This Project is a neural approach to reconstruct a persons 3D-Face as RGBD image from 70 2D landmarks. The resulting RGBD image can be interpreted as a 2.5D point cloud and thus visualized in 3D applications. This project is based on the UCP RGBD-Face-Avatar-GAN Project by the MIREVI Research Team.
We use the Pix2Pix-GAN by Isola et al. as basis for our neural network with some modifications of the loss function from the Pix2PixHD-GAN by Wang et al.. The generator remains from the non-HD version in order to generate reasonable framerates for Virtual Reality environments.
- Installed Python3 Version
- OpenCV
- Nvidia graphics card with CUDA
Note that the following instructions are for Windows users. Instructions for other operating systems may differ.
- To setup the project first clone it into your desired location on your computer.
- Next open your command line interface and navigate into the root directory of the project.
- After that create a Python Virtual Environment by executing the following command in the CMI:
python -m venv .venv
- Now you need to install the required python dependencies by running the following commands:
- Install Cython and cmake via pip install
- Download and install Azure Kinect SDK (tested with v1.4.1 - click)
- Add to PATH: a. C:\Program Files\Azure Kinect SDK v1.4.1\sdk\include b. C:\Program Files\Azure Kinect SDK v1.4.1\sdk\windows-desktop\amd64\release\lib
".venv/Scripts/pip.exe" install torch==<YOUR_TORCH_VERSION>+cu<YOUR_CUDA_VERSION> torchvision==<YOUR_TORCHVISION_VERSION>+cu<YOUR_CUDA_VERSION> -f https://download.pytorch.org/whl/torch_stable.html
".venv/Scripts/pip.exe" install pyk4a --no-use-pep517 --global-option=build_ext
".venv/Scripts/pip.exe" install -r requirements.txt
Note that the <YOUR_TORCH_VERSION>, <YOUR_CUDA_VERSION> and <YOUR_TORCHVISION_VERSION> are refering to your individual project specific settings. We used Torch version 1.8.1 with CUDA 11.1 and Torchvision 0.9.1 on RTX2080, RTX2080 Ti and RTX3090 graphics card with Intel i7 and i9 CPUs.
In order to be able to train a neural model, a dataset with RGB images, Depth images and Facial Landmarks is required. The generation of this dataset is divided into two steps. First capture image data with an Azure Kinect Camera and the process the captured data and create the dataset.
In Summer 2022 a capture module will be implemented into our Mirevi Motion Hub (https://github.com/Mirevi/MotionHub) for an guided an easy capture, preprocessing and training process. In the meanwhile, we provide a bunch of python scripts for these steps.
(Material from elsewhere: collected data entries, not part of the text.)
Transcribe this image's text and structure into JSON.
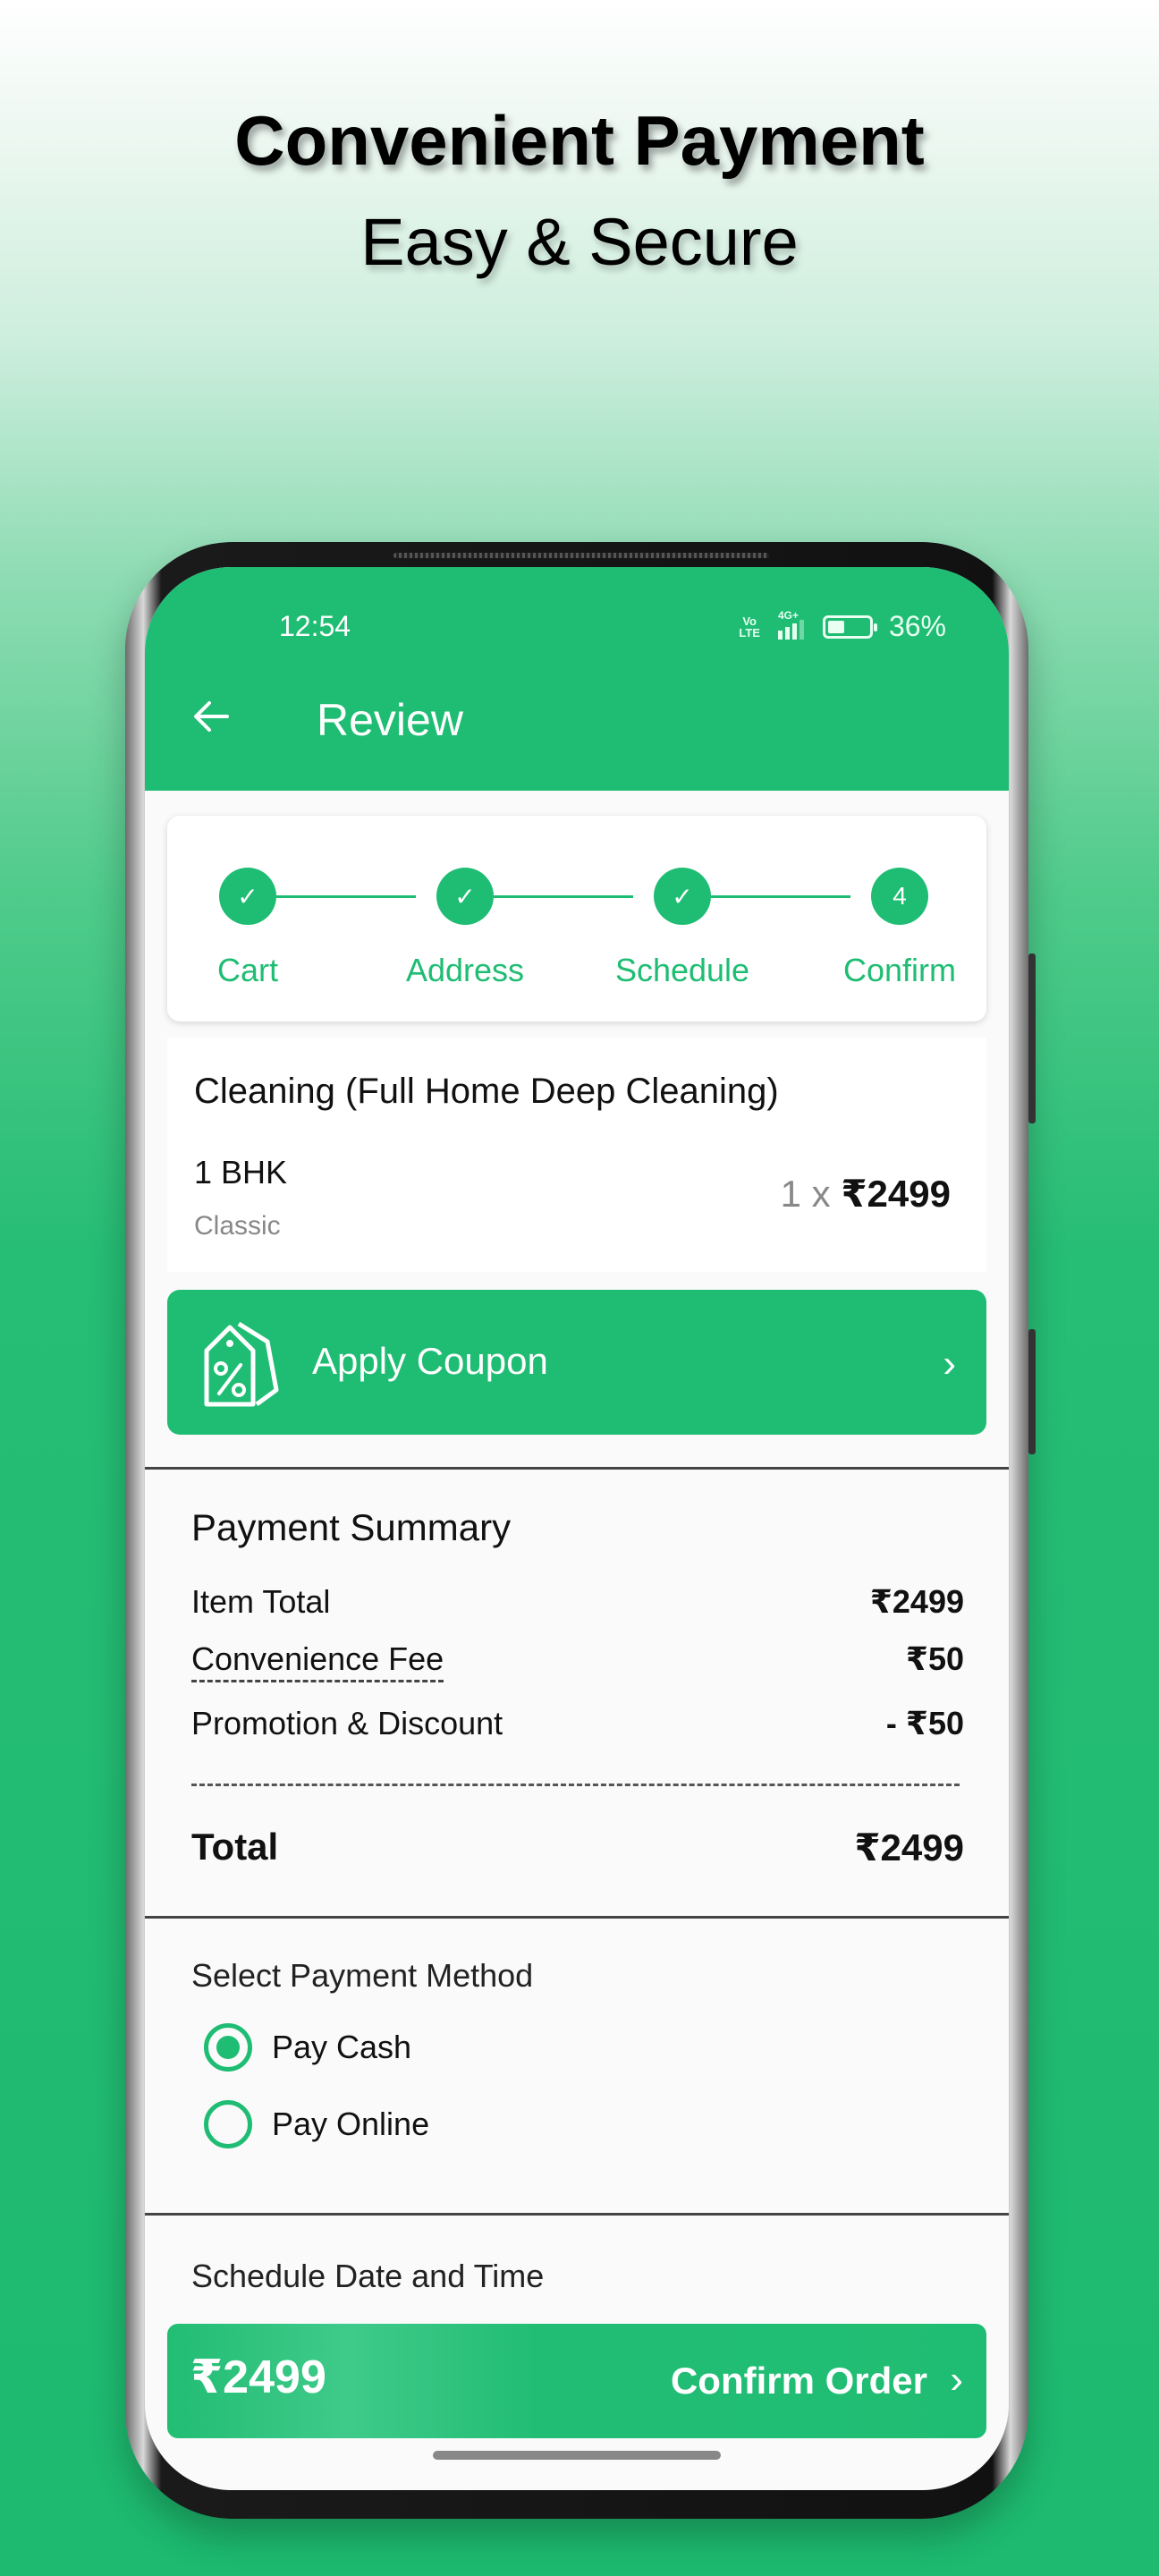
{
  "hero": {
    "title": "Convenient Payment",
    "subtitle": "Easy & Secure"
  },
  "colors": {
    "brand_green": "#1fbd73",
    "text_dark": "#111111",
    "text_muted": "#888888"
  },
  "status_bar": {
    "time": "12:54",
    "volte": "Vo LTE",
    "network": "4G+",
    "battery_percent": "36%",
    "battery_level": 0.36
  },
  "app_bar": {
    "back_icon": "arrow-left-icon",
    "title": "Review"
  },
  "stepper": {
    "steps": [
      {
        "label": "Cart",
        "state": "done",
        "marker": "✓"
      },
      {
        "label": "Address",
        "state": "done",
        "marker": "✓"
      },
      {
        "label": "Schedule",
        "state": "done",
        "marker": "✓"
      },
      {
        "label": "Confirm",
        "state": "current",
        "marker": "4"
      }
    ]
  },
  "item": {
    "title": "Cleaning (Full Home Deep Cleaning)",
    "variant": "1 BHK",
    "tier": "Classic",
    "quantity": "1 x",
    "price": "₹2499"
  },
  "coupon": {
    "icon": "percent-tag-icon",
    "label": "Apply Coupon",
    "chevron": "›"
  },
  "payment_summary": {
    "title": "Payment Summary",
    "rows": [
      {
        "label": "Item Total",
        "value": "₹2499"
      },
      {
        "label": "Convenience Fee",
        "value": "₹50"
      },
      {
        "label": "Promotion & Discount",
        "value": "- ₹50"
      }
    ],
    "total_label": "Total",
    "total_value": "₹2499"
  },
  "payment_method": {
    "title": "Select Payment Method",
    "options": [
      {
        "label": "Pay Cash",
        "selected": true
      },
      {
        "label": "Pay Online",
        "selected": false
      }
    ]
  },
  "schedule": {
    "title": "Schedule Date and Time"
  },
  "confirm_bar": {
    "amount": "₹2499",
    "label": "Confirm Order",
    "chevron": "›"
  }
}
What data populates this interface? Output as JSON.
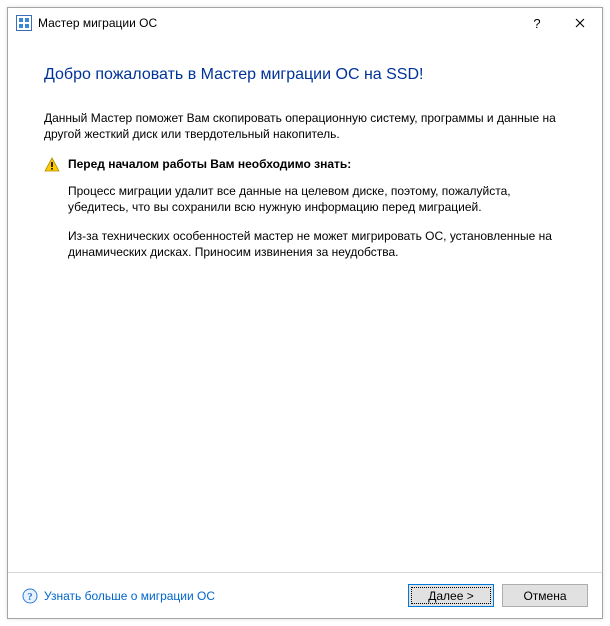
{
  "titlebar": {
    "title": "Мастер миграции ОС"
  },
  "content": {
    "heading": "Добро пожаловать в Мастер миграции ОС на SSD!",
    "intro": "Данный Мастер поможет Вам скопировать операционную систему, программы и данные на другой жесткий диск или твердотельный накопитель.",
    "warning_label": "Перед началом работы Вам необходимо знать:",
    "paragraph1": "Процесс миграции удалит все данные на целевом диске, поэтому, пожалуйста, убедитесь, что вы сохранили всю нужную информацию перед миграцией.",
    "paragraph2": "Из-за технических особенностей мастер не может мигрировать ОС, установленные на динамических дисках. Приносим извинения за неудобства."
  },
  "footer": {
    "help_link": "Узнать больше о миграции ОС",
    "next_button": "Далее >",
    "cancel_button": "Отмена"
  }
}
We can provide data sets (around 6GB of size each) if you contact us. Please see the mail addresses in the paper
For our experiments we built a wooden helmet mount as shown in the paper. In order to replace the mount for test purposes we created a pipeline that works without helmet mount by real-time face tracking and head rotation determination. For capturing the (unprocessed) dataset run the following command from the root directory of the project:
"./.venv/Scripts/python.exe" ./capture_data.py --name new_data --train_image_amount 1500 --eval_image_amount 250 --overwrite --visualize
It will start a capture process via an Azure Kinect Camera with a visualization window.
You may turn the visualization window off because of the terrible performance while visualizing. For this you simply need to remove --visualize
.
The result of the capture is an unprocessed dataset containing 1750 RGB-,depth- and infrared images and is located in the datasets\unprocessed\new_data
directory.
1500 Images of the 1750 are training images, the rest is for evaluation.
You can also use the capture_data batch script which is located in the scripts subfolder.
To convert the unprocessed dataset into the required processed dataset run the following command:
"./.venv/Scripts/python.exe" ./convert_data.py --name new_data --face_depth 80 --overwrite
This process may take a while (in some cases several days) because of the underlying depth filling algorithm which fills holes in the depth image from the Azure Kinect.
If you dont want to wait that long you can turn the depth filling off by adding this argument: --no_depth_filling
.
Otherwise you can also interrupt the process and continue it later if you replace the --overwrite
with the --continue_process
argument.
The resulting processed dataset is located here: datasets\processed\new_data
.
To train a model you simply have to run the following commands.
For live visualization of training data in a browser we use a visdom server. You can start the server by simply running "./.venv/Scripts/visdom.exe"
.
If you dont want a live visualization you can turn it off by adding the --no_visdom
argument to the following command.
"./.venv/Scripts/python.exe" -m train --dataset_name new_data --name new_model --n_epochs 30 --n_epochs_decay 70 --netD multiscale --use_gan_feat_loss --use_lpips_loss --lambda_lpips 10
Note that there are several settings for a training process but we got the best results with using the above settings.
Your trained dataset is located here: checkpoints\new_data
.
The trained neural model is stored as .pth file and as tracedGenerator.zip file.